In 2009 he joined LSTM as a senior postdoctoral researcher, where his primary research focus was the design of novel antimalarials through the application and development of structure and ligand-based CADD approaches which incorporated molecular docking, cheminformatics and machine learning techniques. In 2012, he took a position at Unilever PLC within the Maths and Informatics group, designing and deploying mathematical modelling and informatics solutions for a number of biologically focused Home and Personal Care projects. During this time he widened his modelling interests, successfully applying techniques such as PK-PD modelling, response surface modelling and experimental design. In 2013, he re-joined LSTM as PK/PD modeller working on the A-WOL-II drug development project, using PK/PD modelling to optimize dosing strategies for existing and novel anti-microbial therapies for Elephantiasis (Filariasis) and River Blindness (Onchocerciasis).

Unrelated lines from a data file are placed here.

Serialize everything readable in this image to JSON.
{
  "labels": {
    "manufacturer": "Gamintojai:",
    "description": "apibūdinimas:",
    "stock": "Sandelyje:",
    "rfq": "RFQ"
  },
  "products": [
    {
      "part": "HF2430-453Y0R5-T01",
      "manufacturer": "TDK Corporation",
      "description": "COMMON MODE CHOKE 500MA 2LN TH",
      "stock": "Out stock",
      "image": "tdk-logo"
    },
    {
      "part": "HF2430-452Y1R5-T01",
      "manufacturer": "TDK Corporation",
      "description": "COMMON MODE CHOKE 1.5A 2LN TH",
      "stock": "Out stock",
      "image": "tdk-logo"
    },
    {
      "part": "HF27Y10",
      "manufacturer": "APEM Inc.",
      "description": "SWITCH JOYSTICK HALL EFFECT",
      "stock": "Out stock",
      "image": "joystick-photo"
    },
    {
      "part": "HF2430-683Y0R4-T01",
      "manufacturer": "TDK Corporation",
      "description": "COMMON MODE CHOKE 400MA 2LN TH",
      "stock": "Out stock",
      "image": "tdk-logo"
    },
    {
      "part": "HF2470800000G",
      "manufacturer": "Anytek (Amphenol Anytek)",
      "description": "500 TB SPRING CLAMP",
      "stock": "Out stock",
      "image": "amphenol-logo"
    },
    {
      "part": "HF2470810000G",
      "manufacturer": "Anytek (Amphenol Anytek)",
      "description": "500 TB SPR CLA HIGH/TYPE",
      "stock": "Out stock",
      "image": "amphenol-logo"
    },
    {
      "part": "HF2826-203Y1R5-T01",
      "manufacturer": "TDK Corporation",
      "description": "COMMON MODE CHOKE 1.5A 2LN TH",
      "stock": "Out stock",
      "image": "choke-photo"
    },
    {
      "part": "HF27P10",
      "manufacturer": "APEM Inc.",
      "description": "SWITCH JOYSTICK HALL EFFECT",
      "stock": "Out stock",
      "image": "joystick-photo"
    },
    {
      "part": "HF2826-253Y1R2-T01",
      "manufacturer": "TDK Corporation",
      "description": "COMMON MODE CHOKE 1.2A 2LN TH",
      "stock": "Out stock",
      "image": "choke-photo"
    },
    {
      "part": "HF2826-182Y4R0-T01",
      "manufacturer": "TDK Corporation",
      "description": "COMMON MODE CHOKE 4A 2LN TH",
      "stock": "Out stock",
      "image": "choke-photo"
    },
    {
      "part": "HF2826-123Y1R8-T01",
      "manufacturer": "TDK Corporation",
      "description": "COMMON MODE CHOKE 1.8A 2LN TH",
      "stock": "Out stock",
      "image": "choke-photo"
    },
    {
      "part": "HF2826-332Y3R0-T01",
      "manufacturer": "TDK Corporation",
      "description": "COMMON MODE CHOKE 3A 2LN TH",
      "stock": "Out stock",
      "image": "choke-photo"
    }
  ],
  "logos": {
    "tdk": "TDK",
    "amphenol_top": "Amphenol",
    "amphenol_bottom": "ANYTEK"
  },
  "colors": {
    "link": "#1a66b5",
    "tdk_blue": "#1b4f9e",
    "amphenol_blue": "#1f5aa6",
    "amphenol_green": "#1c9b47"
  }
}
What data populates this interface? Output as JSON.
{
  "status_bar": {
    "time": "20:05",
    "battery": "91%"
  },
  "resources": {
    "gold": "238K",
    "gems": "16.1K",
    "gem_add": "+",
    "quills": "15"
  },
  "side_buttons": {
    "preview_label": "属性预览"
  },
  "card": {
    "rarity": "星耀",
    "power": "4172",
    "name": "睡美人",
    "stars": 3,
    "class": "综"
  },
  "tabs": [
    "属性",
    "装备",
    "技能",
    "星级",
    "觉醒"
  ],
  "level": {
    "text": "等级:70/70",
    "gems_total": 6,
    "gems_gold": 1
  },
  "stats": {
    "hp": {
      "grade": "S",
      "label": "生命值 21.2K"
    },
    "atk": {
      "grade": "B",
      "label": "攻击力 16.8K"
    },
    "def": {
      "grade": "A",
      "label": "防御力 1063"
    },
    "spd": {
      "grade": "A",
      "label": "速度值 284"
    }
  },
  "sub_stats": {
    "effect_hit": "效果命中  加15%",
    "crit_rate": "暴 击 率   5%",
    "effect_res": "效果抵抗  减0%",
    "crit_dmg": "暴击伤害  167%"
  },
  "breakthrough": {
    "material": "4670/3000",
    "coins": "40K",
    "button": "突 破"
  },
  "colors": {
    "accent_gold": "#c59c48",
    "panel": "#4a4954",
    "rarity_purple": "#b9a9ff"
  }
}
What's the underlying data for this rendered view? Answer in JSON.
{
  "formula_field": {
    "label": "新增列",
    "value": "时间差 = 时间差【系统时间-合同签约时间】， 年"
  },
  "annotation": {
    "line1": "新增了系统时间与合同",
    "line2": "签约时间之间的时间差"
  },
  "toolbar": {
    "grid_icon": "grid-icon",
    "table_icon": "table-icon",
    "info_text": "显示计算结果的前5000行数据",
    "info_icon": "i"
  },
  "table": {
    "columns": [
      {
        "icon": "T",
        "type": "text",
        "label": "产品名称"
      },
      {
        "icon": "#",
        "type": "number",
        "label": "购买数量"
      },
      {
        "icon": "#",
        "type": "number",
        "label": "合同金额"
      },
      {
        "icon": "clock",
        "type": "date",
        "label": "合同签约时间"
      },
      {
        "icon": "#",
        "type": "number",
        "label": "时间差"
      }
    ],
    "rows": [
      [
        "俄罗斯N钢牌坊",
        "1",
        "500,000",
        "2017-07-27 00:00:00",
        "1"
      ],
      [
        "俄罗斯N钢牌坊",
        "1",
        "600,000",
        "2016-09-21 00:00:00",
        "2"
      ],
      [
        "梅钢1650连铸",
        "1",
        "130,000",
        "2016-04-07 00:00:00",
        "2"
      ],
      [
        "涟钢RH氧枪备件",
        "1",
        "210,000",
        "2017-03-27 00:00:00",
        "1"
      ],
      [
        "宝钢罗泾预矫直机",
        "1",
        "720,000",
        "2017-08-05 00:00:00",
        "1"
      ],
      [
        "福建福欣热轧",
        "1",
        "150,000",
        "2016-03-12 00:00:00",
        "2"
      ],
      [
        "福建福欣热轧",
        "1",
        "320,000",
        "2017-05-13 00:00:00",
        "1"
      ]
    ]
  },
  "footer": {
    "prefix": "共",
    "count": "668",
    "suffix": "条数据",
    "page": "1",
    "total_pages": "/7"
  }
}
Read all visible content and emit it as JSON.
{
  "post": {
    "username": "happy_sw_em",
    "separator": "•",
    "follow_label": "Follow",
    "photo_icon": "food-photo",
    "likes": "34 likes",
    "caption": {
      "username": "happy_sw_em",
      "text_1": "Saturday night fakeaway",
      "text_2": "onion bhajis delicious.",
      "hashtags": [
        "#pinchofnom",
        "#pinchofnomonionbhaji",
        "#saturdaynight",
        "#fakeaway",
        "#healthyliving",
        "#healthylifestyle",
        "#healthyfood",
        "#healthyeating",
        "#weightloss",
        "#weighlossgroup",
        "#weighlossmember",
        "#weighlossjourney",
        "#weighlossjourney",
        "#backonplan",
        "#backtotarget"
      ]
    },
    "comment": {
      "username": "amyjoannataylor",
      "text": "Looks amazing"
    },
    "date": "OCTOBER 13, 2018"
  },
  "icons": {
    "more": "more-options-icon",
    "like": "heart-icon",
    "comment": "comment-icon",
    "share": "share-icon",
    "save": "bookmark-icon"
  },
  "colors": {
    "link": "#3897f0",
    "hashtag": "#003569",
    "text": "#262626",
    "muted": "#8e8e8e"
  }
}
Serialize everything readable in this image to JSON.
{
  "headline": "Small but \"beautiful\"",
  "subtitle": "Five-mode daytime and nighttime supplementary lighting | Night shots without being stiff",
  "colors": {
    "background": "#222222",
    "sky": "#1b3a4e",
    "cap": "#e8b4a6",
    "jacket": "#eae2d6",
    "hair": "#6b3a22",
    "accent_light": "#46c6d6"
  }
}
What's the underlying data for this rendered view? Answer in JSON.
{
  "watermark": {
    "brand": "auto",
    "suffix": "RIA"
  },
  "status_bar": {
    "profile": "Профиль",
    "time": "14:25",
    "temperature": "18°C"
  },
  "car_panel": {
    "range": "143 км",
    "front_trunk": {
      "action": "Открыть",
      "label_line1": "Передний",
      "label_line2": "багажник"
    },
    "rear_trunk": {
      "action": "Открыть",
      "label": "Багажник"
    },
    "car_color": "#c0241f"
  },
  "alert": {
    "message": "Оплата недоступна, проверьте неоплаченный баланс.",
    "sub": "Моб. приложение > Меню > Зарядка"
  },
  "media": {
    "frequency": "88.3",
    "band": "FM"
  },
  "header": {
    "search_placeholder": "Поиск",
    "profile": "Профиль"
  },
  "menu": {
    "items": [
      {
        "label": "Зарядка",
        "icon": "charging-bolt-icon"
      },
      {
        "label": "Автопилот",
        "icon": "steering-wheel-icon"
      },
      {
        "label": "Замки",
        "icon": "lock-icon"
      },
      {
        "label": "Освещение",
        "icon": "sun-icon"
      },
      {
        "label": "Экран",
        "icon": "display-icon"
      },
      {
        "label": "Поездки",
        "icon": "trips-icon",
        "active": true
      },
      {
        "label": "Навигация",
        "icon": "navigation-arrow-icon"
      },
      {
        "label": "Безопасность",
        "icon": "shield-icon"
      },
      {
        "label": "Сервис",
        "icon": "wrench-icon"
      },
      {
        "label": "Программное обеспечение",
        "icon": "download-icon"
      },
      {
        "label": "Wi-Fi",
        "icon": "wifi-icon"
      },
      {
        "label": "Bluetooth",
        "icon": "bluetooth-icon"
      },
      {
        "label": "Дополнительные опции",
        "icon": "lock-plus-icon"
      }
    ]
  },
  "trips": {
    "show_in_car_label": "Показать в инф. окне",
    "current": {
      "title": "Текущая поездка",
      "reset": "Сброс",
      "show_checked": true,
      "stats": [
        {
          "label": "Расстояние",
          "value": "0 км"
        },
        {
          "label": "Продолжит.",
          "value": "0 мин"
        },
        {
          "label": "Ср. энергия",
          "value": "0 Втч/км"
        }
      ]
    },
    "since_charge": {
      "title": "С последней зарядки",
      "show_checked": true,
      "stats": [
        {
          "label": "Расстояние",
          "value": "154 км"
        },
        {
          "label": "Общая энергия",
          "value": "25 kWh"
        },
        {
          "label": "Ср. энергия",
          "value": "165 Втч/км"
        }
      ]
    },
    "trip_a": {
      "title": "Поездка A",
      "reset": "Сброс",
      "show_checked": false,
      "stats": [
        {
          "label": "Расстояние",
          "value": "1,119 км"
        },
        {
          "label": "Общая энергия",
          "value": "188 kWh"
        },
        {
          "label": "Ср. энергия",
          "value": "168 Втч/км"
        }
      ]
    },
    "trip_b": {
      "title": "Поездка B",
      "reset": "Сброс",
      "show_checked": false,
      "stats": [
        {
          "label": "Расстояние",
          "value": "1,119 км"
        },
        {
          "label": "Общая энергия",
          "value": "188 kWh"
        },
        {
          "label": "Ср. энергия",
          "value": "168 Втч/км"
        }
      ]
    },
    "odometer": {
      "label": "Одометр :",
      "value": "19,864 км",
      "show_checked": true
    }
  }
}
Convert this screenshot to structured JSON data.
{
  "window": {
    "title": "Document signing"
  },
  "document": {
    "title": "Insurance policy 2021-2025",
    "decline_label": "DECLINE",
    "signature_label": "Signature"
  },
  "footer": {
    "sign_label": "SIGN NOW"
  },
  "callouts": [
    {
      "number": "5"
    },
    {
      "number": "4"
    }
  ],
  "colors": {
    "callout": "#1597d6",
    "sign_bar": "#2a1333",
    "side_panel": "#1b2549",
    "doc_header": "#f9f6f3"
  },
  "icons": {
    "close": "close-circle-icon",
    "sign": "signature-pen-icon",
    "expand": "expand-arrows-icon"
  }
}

He is currently project lead on a Wellcome Trust funded Institutional Strategic Seeding Fund project entitled “Early Prediction of the PK of Novel Endoperoxide Antimalarial Chemotherapies: A Cheminformatics Model to Predict Effective Drugs for Multidrug Resistant Plasmodium falciparum”. This project aims to predict preclinical pharmacokinetic parameters from the chemical structure and physicochemical properties of a library of endoperoxides through the application of QSAR/QSPR techniques. This technology platform will enable more accelerated and focused design of endoperoxides that match the optimal target product profile of a once-daily short antimalarial treatment conducive to high patient compliance and high systemic drug exposures which are required to overcome or mitigate against resistance:
More recently he has led PKPD analysis on two clinical trials investigating efficacy and safety of Antimalaria therapies in pregnant women in an African setting and an Ebola therapy in the 2014-2016 Sierra Leone EVD epidemic. These studies were performed in collaboration with investigators from LSHTM and Oxford University/University of Glasgow, respectively. As part of the Hastings modelling group, Raman currently leads work in the on predicting impact and spread of resistance to artemisinin combination therapies (ACTs) using pharmaco-epidemiological modelling methods in collaboration with the Health Systems Research and Dynamical Modeling Unit at the Swiss Tropical Institute of public health (Swiss TPH).